|PHOTOS: Tan Song Kow|
After a rousing kick off of the APEC SME Summit with keynote speeches by Alibaba Group’s Chairman and CEO, Jack Ma and international movie star and founder of One Foundation, Jet Li, the high-powered conference entered into a series of plenary dialogue sessions.
One of these dialogue sessions —“Opportunities in Green Technology & What does it mean for SMEs?”— was on the subject of sustainable development.
This session featured a panel of green experts such as William Pazos, Managing Director and Head of Carbon, Standard Bank (Singapore), Ralph Dixon, Director of Environmental Investments, YTL Corporation (Malaysia), Edwin Khew, CEO and Managing Director, IUT Global and Chairman, Sustainable Energy Association of Singapore (SEAS) and Brian Dumaine, Global Editor, Fortune as the panel moderator.
Edwin Khew started the session by providing the SMEs an insightful overview of Singapore’s environmental challenges with climate change in Asia. This has resulted in the growing importance of sustainable development with the need to protect the region’s environment.
However, climate change challenges do present opportunities with environmental factors turning into economic merits for Singapore.
“The Singapore’s government has identified Environmental and Water Technologies (EWT) including clean energy industry as key growth areas for SMEs,” said Khew, “these are strategic areas that will provide Singapore with the competitive edge to generate future economic growth.”

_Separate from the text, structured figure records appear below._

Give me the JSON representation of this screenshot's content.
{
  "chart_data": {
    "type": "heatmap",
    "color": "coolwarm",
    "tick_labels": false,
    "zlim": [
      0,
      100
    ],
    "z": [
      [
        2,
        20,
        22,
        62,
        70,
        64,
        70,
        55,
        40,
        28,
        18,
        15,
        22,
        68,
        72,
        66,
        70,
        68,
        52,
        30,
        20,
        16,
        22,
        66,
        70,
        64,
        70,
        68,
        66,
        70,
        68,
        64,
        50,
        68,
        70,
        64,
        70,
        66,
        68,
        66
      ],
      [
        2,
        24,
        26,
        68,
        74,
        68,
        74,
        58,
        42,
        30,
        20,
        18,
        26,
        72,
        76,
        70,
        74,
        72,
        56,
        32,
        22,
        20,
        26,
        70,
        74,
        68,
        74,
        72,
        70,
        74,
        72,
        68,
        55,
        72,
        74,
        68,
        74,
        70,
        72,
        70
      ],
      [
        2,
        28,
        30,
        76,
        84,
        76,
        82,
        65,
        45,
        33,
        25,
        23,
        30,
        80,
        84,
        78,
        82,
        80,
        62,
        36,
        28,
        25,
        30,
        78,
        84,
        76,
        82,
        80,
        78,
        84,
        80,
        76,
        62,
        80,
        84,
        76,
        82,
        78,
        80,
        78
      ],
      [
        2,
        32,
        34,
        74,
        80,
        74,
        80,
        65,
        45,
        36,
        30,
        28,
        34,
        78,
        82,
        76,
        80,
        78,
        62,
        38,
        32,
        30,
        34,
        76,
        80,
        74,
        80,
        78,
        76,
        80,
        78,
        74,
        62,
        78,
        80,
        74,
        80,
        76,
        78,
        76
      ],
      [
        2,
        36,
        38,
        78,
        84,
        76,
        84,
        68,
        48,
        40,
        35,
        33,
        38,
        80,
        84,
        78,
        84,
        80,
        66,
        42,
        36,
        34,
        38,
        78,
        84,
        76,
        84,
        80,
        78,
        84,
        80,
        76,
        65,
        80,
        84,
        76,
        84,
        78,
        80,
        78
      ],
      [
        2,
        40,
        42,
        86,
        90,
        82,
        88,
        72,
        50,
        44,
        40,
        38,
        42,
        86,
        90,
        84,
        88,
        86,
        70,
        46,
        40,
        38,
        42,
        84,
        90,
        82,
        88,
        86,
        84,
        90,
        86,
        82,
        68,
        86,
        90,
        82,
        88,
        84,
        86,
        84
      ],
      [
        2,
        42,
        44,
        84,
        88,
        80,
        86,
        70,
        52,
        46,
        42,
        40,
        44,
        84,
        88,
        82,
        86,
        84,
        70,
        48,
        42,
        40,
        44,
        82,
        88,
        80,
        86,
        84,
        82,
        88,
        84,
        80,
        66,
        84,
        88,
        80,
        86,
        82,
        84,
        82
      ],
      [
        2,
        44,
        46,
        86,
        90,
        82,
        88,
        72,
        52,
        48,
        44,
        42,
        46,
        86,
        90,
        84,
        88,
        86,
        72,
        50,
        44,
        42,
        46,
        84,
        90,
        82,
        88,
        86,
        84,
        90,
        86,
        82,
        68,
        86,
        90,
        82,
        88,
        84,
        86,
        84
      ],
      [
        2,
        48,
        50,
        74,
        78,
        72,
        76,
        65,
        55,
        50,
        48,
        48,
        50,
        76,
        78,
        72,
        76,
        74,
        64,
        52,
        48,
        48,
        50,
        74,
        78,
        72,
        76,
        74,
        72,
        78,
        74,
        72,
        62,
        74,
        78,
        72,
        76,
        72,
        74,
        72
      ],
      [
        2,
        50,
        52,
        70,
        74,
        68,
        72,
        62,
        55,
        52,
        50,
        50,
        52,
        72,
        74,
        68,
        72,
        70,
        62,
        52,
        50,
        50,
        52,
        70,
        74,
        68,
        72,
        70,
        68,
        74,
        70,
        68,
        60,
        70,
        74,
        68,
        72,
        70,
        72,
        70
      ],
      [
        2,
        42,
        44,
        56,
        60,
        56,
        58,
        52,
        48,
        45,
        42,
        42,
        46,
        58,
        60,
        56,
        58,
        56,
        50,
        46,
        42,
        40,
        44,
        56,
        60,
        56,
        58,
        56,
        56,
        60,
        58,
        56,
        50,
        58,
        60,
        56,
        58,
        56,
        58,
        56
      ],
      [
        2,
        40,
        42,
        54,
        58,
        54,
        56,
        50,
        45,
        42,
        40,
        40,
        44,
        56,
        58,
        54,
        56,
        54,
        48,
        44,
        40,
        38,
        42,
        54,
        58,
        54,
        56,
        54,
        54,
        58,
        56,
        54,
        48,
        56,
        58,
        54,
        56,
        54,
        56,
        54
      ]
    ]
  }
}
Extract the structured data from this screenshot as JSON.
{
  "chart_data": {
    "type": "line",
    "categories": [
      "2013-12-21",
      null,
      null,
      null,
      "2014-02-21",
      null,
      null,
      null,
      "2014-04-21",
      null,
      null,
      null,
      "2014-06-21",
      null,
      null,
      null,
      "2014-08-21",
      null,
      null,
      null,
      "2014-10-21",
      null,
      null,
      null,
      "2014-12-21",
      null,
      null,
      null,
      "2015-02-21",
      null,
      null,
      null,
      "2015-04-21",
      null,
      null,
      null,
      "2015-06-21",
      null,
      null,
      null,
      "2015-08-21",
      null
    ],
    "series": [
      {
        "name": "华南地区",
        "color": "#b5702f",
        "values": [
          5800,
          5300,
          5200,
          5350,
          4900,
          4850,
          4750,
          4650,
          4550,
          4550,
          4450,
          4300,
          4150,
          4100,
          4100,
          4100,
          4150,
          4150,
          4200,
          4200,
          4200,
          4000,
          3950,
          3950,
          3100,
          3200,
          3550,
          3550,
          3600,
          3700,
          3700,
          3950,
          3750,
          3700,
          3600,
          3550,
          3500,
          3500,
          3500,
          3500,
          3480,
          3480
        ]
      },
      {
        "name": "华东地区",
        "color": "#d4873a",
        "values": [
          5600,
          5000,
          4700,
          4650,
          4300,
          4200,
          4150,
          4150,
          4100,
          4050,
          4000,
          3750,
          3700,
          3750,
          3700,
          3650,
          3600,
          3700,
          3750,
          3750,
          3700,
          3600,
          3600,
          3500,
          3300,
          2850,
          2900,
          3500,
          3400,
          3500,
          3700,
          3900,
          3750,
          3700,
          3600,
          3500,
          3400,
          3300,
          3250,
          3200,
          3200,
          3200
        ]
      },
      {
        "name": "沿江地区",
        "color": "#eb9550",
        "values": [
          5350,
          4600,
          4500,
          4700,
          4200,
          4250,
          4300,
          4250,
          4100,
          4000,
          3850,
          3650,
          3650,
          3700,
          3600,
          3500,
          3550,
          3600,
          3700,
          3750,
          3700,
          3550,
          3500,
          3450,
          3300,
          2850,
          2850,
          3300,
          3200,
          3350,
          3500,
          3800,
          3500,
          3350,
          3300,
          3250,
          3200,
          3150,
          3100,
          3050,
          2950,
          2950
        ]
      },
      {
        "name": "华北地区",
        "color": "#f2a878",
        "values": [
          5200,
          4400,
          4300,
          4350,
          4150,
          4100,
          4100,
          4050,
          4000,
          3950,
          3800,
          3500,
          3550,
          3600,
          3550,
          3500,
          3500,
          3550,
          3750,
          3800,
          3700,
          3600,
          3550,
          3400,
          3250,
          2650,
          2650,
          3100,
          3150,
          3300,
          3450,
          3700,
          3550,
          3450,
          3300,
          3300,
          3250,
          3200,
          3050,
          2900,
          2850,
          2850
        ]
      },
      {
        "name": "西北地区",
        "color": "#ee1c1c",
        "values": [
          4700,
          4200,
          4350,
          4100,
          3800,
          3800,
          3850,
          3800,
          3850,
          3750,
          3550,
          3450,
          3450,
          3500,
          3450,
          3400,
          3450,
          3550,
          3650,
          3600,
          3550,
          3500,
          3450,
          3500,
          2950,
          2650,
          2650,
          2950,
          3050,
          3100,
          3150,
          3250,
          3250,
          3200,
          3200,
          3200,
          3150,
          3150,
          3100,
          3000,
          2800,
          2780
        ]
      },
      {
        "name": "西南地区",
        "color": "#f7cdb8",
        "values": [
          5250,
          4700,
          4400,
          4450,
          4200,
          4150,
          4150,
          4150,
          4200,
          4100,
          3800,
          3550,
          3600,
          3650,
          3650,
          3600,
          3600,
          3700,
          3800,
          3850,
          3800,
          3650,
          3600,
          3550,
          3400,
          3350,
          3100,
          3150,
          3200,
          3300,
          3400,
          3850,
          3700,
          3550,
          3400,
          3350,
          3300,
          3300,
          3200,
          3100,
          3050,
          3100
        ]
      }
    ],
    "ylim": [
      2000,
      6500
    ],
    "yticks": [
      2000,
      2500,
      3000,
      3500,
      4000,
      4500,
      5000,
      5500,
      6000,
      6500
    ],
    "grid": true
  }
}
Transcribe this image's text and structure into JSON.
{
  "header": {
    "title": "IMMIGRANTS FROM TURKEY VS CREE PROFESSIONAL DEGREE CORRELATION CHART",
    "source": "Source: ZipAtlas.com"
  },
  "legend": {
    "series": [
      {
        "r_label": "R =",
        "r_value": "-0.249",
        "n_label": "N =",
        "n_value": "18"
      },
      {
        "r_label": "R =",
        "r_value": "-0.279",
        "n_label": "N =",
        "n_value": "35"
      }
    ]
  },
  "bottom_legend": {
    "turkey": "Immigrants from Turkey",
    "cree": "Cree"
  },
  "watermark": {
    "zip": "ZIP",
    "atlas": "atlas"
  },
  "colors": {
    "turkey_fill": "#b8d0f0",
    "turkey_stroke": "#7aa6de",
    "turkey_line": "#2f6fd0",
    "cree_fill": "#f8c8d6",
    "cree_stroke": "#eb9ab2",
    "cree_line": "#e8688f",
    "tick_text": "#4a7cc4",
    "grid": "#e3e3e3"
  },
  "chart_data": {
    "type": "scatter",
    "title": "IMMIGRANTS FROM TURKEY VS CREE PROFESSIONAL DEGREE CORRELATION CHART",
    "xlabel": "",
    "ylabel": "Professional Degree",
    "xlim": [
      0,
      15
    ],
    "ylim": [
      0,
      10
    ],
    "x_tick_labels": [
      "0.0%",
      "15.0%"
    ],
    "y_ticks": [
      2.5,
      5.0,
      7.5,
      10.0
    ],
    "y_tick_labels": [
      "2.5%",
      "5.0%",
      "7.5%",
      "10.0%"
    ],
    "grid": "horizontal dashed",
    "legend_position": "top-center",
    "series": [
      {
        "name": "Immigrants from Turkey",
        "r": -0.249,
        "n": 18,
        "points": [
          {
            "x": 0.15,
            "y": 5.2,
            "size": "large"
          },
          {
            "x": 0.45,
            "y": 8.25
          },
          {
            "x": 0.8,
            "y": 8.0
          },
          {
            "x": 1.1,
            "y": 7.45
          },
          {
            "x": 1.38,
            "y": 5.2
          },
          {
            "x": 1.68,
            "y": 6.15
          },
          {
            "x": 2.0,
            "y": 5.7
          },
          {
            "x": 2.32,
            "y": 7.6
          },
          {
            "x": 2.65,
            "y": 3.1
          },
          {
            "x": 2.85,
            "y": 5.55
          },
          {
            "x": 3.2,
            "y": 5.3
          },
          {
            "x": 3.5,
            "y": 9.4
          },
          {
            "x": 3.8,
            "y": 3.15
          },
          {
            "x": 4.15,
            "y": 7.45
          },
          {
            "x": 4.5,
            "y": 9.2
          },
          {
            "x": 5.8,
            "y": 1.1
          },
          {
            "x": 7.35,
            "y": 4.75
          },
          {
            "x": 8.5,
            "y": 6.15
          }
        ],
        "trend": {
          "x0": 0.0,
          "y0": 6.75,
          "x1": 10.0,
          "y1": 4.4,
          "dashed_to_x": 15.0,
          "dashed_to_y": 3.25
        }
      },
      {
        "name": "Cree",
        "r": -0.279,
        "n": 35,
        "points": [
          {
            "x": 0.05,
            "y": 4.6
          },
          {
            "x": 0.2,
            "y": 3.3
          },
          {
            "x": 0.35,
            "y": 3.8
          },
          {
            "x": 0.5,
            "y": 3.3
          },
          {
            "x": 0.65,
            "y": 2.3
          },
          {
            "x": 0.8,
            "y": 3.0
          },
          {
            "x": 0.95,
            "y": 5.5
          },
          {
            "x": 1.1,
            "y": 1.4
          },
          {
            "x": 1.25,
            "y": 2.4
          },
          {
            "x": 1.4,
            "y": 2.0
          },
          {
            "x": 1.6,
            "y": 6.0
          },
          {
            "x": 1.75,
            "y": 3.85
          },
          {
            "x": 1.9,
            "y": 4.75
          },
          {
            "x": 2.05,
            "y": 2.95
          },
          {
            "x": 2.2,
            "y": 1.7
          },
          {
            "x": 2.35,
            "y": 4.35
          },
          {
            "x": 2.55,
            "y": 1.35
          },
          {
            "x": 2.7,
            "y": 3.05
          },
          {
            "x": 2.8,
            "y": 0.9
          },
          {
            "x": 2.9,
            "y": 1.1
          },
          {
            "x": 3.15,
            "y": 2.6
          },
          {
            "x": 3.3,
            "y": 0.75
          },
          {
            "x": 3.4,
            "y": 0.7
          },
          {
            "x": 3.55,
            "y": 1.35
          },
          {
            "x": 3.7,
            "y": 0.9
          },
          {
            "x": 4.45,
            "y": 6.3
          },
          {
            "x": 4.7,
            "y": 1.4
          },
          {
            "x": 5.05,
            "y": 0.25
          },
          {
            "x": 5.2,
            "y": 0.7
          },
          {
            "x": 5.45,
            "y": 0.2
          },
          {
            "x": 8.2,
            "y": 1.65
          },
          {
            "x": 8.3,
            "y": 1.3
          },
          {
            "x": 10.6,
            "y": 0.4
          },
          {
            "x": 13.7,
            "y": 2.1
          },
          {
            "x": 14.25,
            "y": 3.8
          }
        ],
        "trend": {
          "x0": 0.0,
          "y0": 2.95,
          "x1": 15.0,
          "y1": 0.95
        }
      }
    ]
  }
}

In a move to show that it means (green) business, Singapore’s government has already set aside close to S$700m to build R&D and manpower capabilities in various clean technology areas. It hopes to establish the nation as a test bed for emerging technologies like smart grids and green building technologies
To date, the city-state has attracted leading industry players such as Renewable Energy Corporation and Vestas Wind Systems of Denmark. It is expected that Singapore’s clean energy industry will contribute S$1.7 billion to its gross domestic product and create 7,000 jobs by 2015.